There are several key limitations to the estimation methods described above. The reduction in risk due to physical activity is applied equally to all levels of physical activity above 600 MET-min/week for anxiety, falls, and bone mineral density. This is due to the estimates available being generally presented as ‘active’ and ‘inactive’. The level of activity undertaken in the ‘active’ group is generally around a minimum of 600 MET-min/week, though can be above this level. For most conditions, there is a dose-response relationship between activity level and risk reduction, which is reflected in the risk estimates. For these conditions, this dose response is not able to be estimated from the available data, and the attributable fraction is likely to be an underestimate of the impact of inactivity, as the greater reduction in risk from higher levels of activity is not captured.

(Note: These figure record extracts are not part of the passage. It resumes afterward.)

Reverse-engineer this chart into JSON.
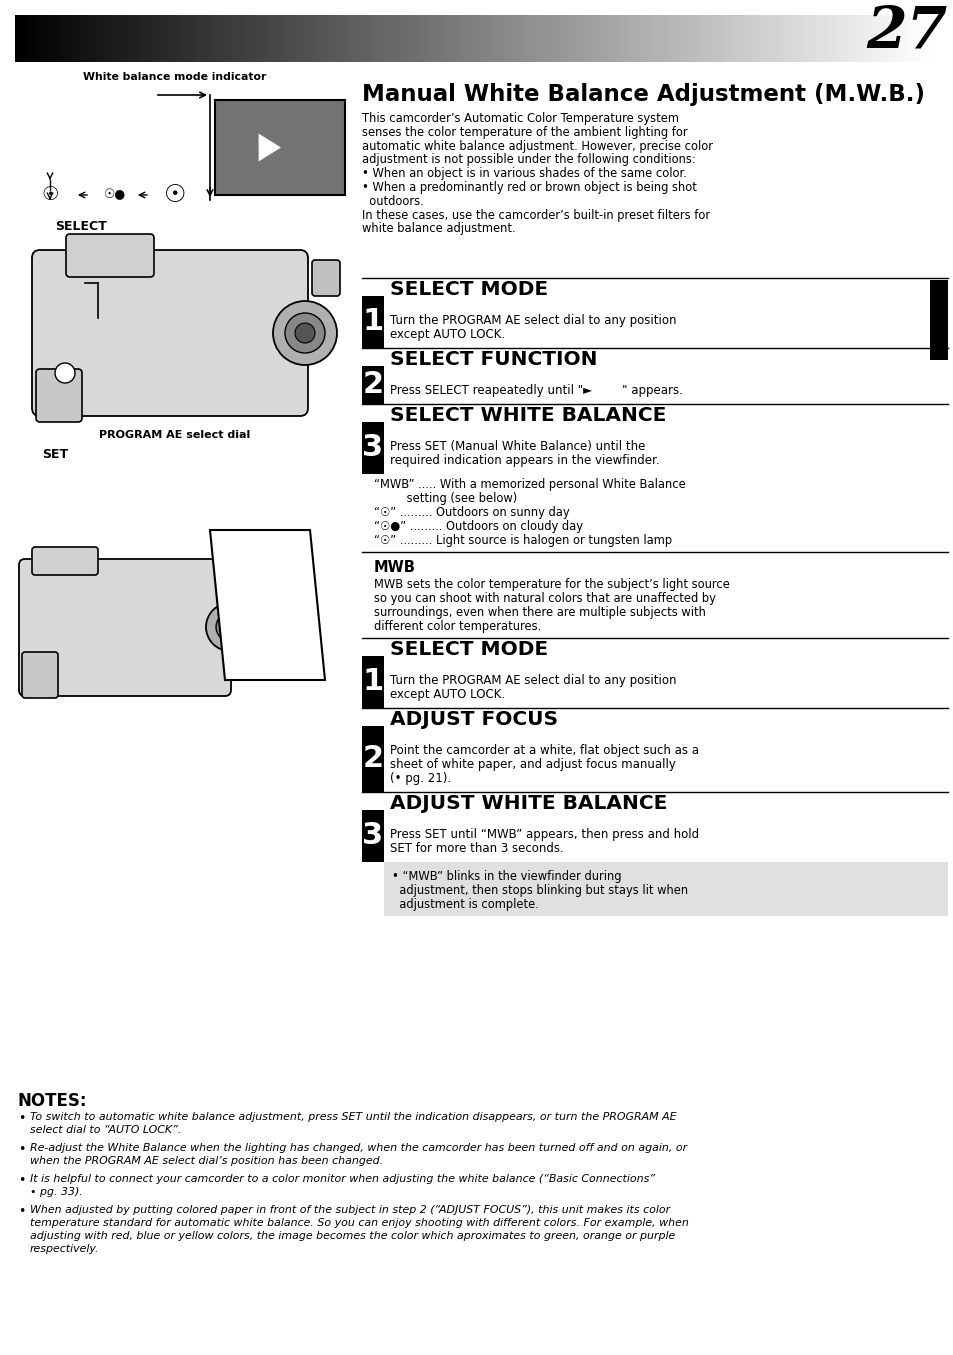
{
  "page_number": "27",
  "bg_color": "#ffffff",
  "title": "Manual White Balance Adjustment (M.W.B.)",
  "intro_lines": [
    "This camcorder’s Automatic Color Temperature system",
    "senses the color temperature of the ambient lighting for",
    "automatic white balance adjustment. However, precise color",
    "adjustment is not possible under the following conditions:",
    "• When an object is in various shades of the same color.",
    "• When a predominantly red or brown object is being shot",
    "  outdoors.",
    "In these cases, use the camcorder’s built-in preset filters for",
    "white balance adjustment."
  ],
  "sections_top": [
    {
      "title": "SELECT MODE",
      "num": "1",
      "body": [
        "Turn the PROGRAM AE select dial to any position",
        "except AUTO LOCK."
      ]
    },
    {
      "title": "SELECT FUNCTION",
      "num": "2",
      "body": [
        "Press SELECT reapeatedly until \"►        \" appears."
      ]
    },
    {
      "title": "SELECT WHITE BALANCE",
      "num": "3",
      "body": [
        "Press SET (Manual White Balance) until the",
        "required indication appears in the viewfinder."
      ]
    }
  ],
  "mwb_list": [
    "“MWB” ..... With a memorized personal White Balance",
    "         setting (see below)",
    "“☉” ......... Outdoors on sunny day",
    "“☉●” ......... Outdoors on cloudy day",
    "“☉” ......... Light source is halogen or tungsten lamp"
  ],
  "mwb_heading": "MWB",
  "mwb_body": [
    "MWB sets the color temperature for the subject’s light source",
    "so you can shoot with natural colors that are unaffected by",
    "surroundings, even when there are multiple subjects with",
    "different color temperatures."
  ],
  "sections_bottom": [
    {
      "title": "SELECT MODE",
      "num": "1",
      "body": [
        "Turn the PROGRAM AE select dial to any position",
        "except AUTO LOCK."
      ]
    },
    {
      "title": "ADJUST FOCUS",
      "num": "2",
      "body": [
        "Point the camcorder at a white, flat object such as a",
        "sheet of white paper, and adjust focus manually",
        "(• pg. 21)."
      ]
    },
    {
      "title": "ADJUST WHITE BALANCE",
      "num": "3",
      "body": [
        "Press SET until “MWB” appears, then press and hold",
        "SET for more than 3 seconds."
      ]
    }
  ],
  "bullet_note": [
    "• “MWB” blinks in the viewfinder during",
    "  adjustment, then stops blinking but stays lit when",
    "  adjustment is complete."
  ],
  "notes_heading": "NOTES:",
  "notes": [
    [
      "To switch to automatic white balance adjustment, press SET until the indication disappears, or turn the PROGRAM AE",
      "select dial to “AUTO LOCK”."
    ],
    [
      "Re-adjust the White Balance when the lighting has changed, when the camcorder has been turned off and on again, or",
      "when the PROGRAM AE select dial’s position has been changed."
    ],
    [
      "It is helpful to connect your camcorder to a color monitor when adjusting the white balance (“Basic Connections”",
      "• pg. 33)."
    ],
    [
      "When adjusted by putting colored paper in front of the subject in step 2 (“ADJUST FOCUS”), this unit makes its color",
      "temperature standard for automatic white balance. So you can enjoy shooting with different colors. For example, when",
      "adjusting with red, blue or yellow colors, the image becomes the color which aproximates to green, orange or purple",
      "respectively."
    ]
  ]
}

Which new conditions/mediating factors are being included?In addition, data quality of the underlying studies for these risk differences is not as robust as traditionally required for a burden of disease study. However, these studies and their inputs were used in our analyses as they provide more conservative estimates of risk differences than other studies for the same condition, and are consistent with other research in the field. These estimates are intended to provide an indication of the impact of these new disease associations being explored, and should be interpreted with this in mind.